Leónidas y sus 300 espartanos se enfrentaron sin éxito a un ejército persa que era superior en número. Murieron tras mucho batallar en un acto que será recordado por cientos de años. El objetivo de Xerxes, emperador de Persia, cada vez está más cerca. La destrucción de Grecia es inminente. Temístocles, un brillante general griego, lucha por conseguir la unidad de las Polis, mas centradas en la cultura que en las artes bélicas. La amenaza de Xerxes y la mezquina Artemisa se ciernen sobre la ciudad un tanto ajena a estos asuntos.

Finalmente ante la invasión del país, solo los ciudadanos atenienses recapacitan y dan el mando de su defensa al general Temístocles que no dudará en mandar a todos los hombres disponibles al frente. La mayoría son campesinos, escultores o maestros no muy duchos en tácticas de combate y con un manejo de la espada un tanto limitado. Por ello, Temístocles decide ir a Sparta para reclutar los soldados que quedan con vida de la masacre sufrida por los persas. La reina Gorgo, afligida por la muerte de su esposo, rehúsa ayudar a los atenienses. Están solos y el ejército del Dios-rey Xerxes les supera en amplio número. Solo la astucia griega y la maestría de Temístocles podrán plantar cara a las tropas de Artemisa en alta mar.

¡¡AVISO!!

A continuación se incluye el resumen del final de esta película. Si no quieres leerlo no sigas bajando.

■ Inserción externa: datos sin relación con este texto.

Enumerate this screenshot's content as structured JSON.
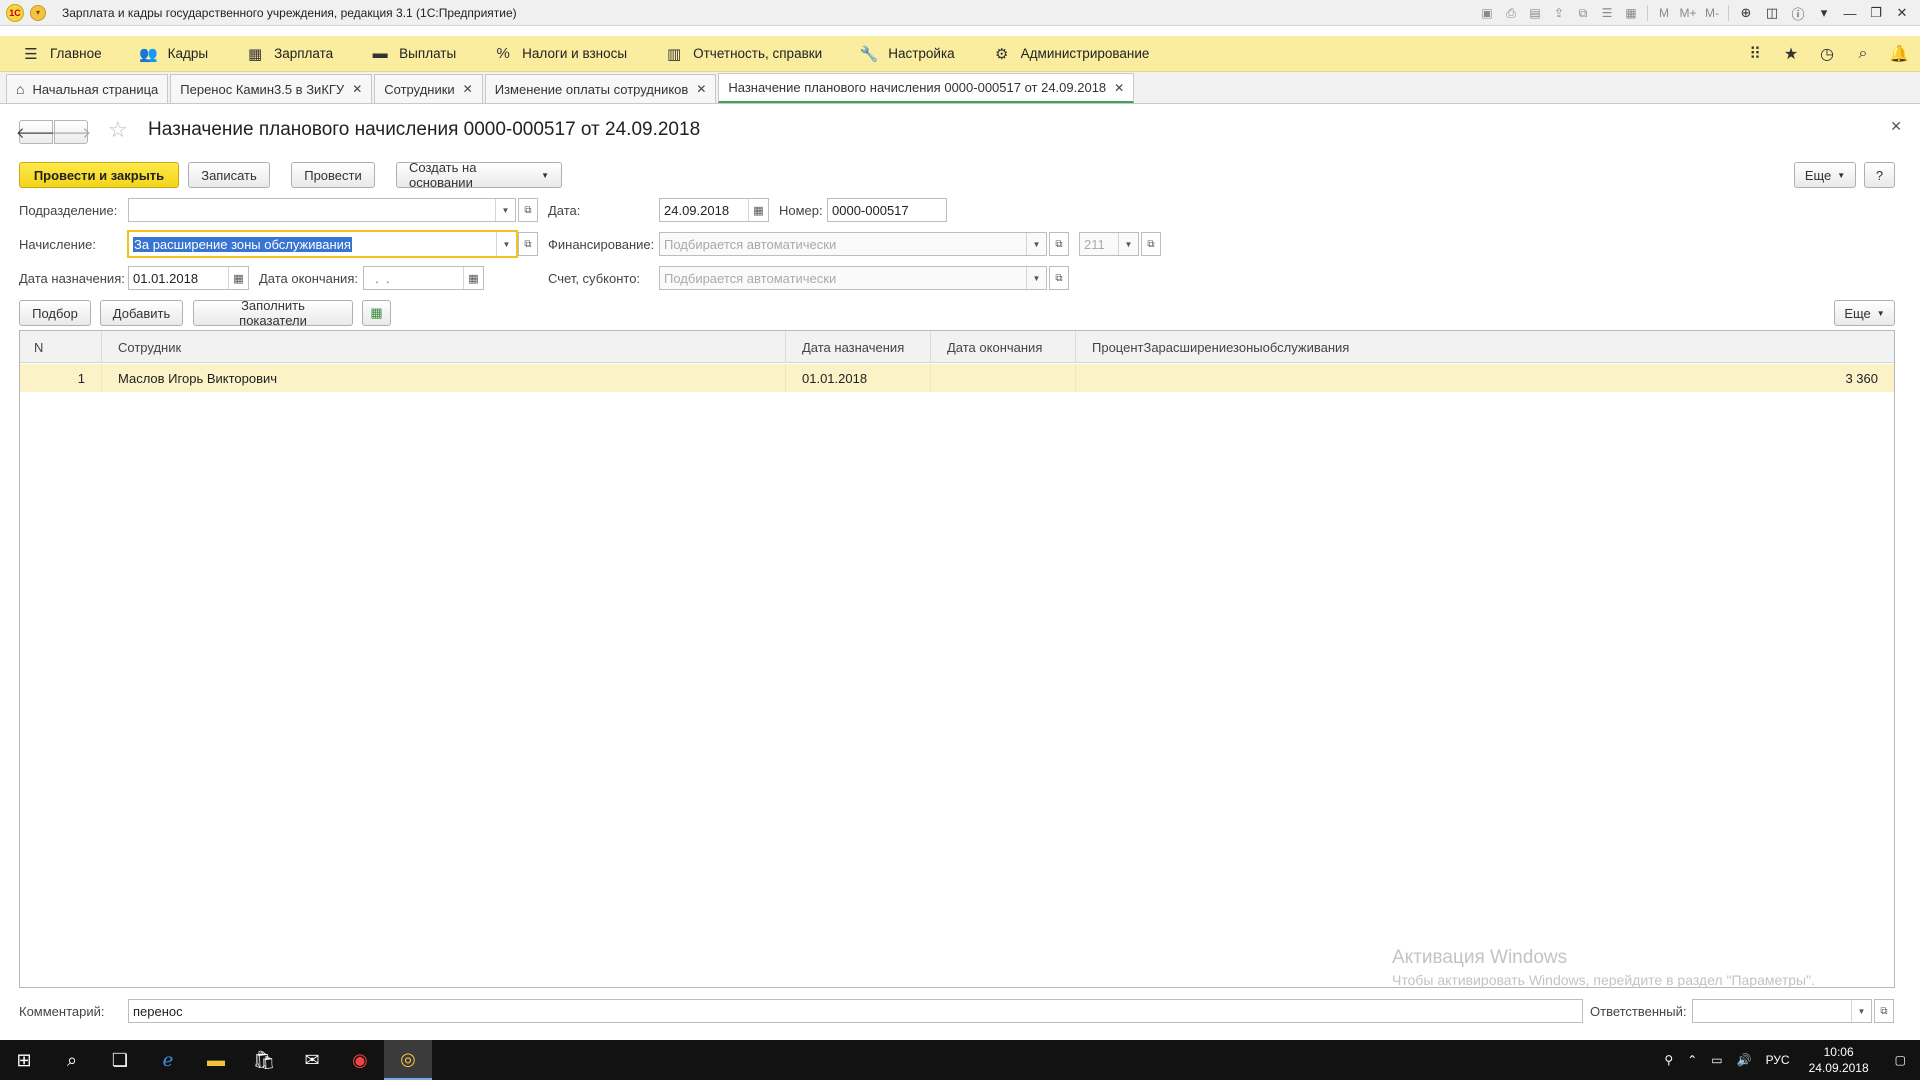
{
  "window": {
    "title": "Зарплата и кадры государственного учреждения, редакция 3.1  (1С:Предприятие)",
    "logo_text": "1С"
  },
  "sections": [
    {
      "label": "Главное",
      "icon": "menu-icon"
    },
    {
      "label": "Кадры",
      "icon": "people-icon"
    },
    {
      "label": "Зарплата",
      "icon": "calculator-icon"
    },
    {
      "label": "Выплаты",
      "icon": "wallet-icon"
    },
    {
      "label": "Налоги и взносы",
      "icon": "percent-icon"
    },
    {
      "label": "Отчетность, справки",
      "icon": "reports-icon"
    },
    {
      "label": "Настройка",
      "icon": "wrench-icon"
    },
    {
      "label": "Администрирование",
      "icon": "gear-icon"
    }
  ],
  "tabs": [
    {
      "label": "Начальная страница",
      "closable": false
    },
    {
      "label": "Перенос Камин3.5 в ЗиКГУ",
      "closable": true
    },
    {
      "label": "Сотрудники",
      "closable": true
    },
    {
      "label": "Изменение оплаты сотрудников",
      "closable": true
    },
    {
      "label": "Назначение планового начисления 0000-000517 от 24.09.2018",
      "closable": true,
      "active": true
    }
  ],
  "form": {
    "title": "Назначение планового начисления 0000-000517 от 24.09.2018",
    "buttons": {
      "post_close": "Провести и закрыть",
      "save": "Записать",
      "post": "Провести",
      "create_based": "Создать на основании",
      "more": "Еще",
      "help": "?"
    },
    "fields": {
      "department_label": "Подразделение:",
      "department_value": "",
      "date_label": "Дата:",
      "date_value": "24.09.2018",
      "number_label": "Номер:",
      "number_value": "0000-000517",
      "accrual_label": "Начисление:",
      "accrual_value": "За расширение зоны обслуживания",
      "financing_label": "Финансирование:",
      "financing_placeholder": "Подбирается автоматически",
      "kosgu_value": "211",
      "start_date_label": "Дата назначения:",
      "start_date_value": "01.01.2018",
      "end_date_label": "Дата окончания:",
      "end_date_value": "  .  .",
      "account_label": "Счет, субконто:",
      "account_placeholder": "Подбирается автоматически"
    },
    "table_toolbar": {
      "select": "Подбор",
      "add": "Добавить",
      "fill": "Заполнить показатели",
      "more": "Еще"
    },
    "table": {
      "columns": [
        "N",
        "Сотрудник",
        "Дата назначения",
        "Дата окончания",
        "ПроцентЗарасширениезоныобслуживания"
      ],
      "rows": [
        {
          "n": "1",
          "employee": "Маслов Игорь Викторович",
          "start": "01.01.2018",
          "end": "",
          "value": "3 360"
        }
      ]
    },
    "comment_label": "Комментарий:",
    "comment_value": "перенос",
    "responsible_label": "Ответственный:",
    "responsible_value": ""
  },
  "watermark": {
    "line1": "Активация Windows",
    "line2": "Чтобы активировать Windows, перейдите в раздел \"Параметры\"."
  },
  "taskbar": {
    "lang": "РУС",
    "time": "10:06",
    "date": "24.09.2018"
  }
}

Demístocles se enfrenta a los persas capitaneados por Artemisa. Una serie de batallas en alta mar van poco a poco mermando las tropas atenienses sensiblemente menores al incontable ejército enemigo.

Pese a la astucia de Demístocles, los atenienses están al borde de la derrota, se pertrechan para una última batalla con todo lo que les queda, un puñado de barcos y mucho valor. Es una misión suicida.

Ambos ejércitos chocan en una desigual batalla. Artemisa y Demístocles quedan frente a frente. El duelo estalla. Las fuerzas están parejas entre ambos, el erotismo y la muerte bailan en el filo de las hojas.

Cuando todo indica una aplastante victoria persa, aparece una flota de navíos griegos capitaneados por la reina de Sparta quien finalmente recapacita y decide unir a las ciudades de Grecia para vengar la memoria de su marido Leónidas.

Artemisa muere a manos de Demístocles y la batalla adquiere nuevos tintes mientras Xerxes observa desde la distancia con gesto torcido. Un continuará en toda regla.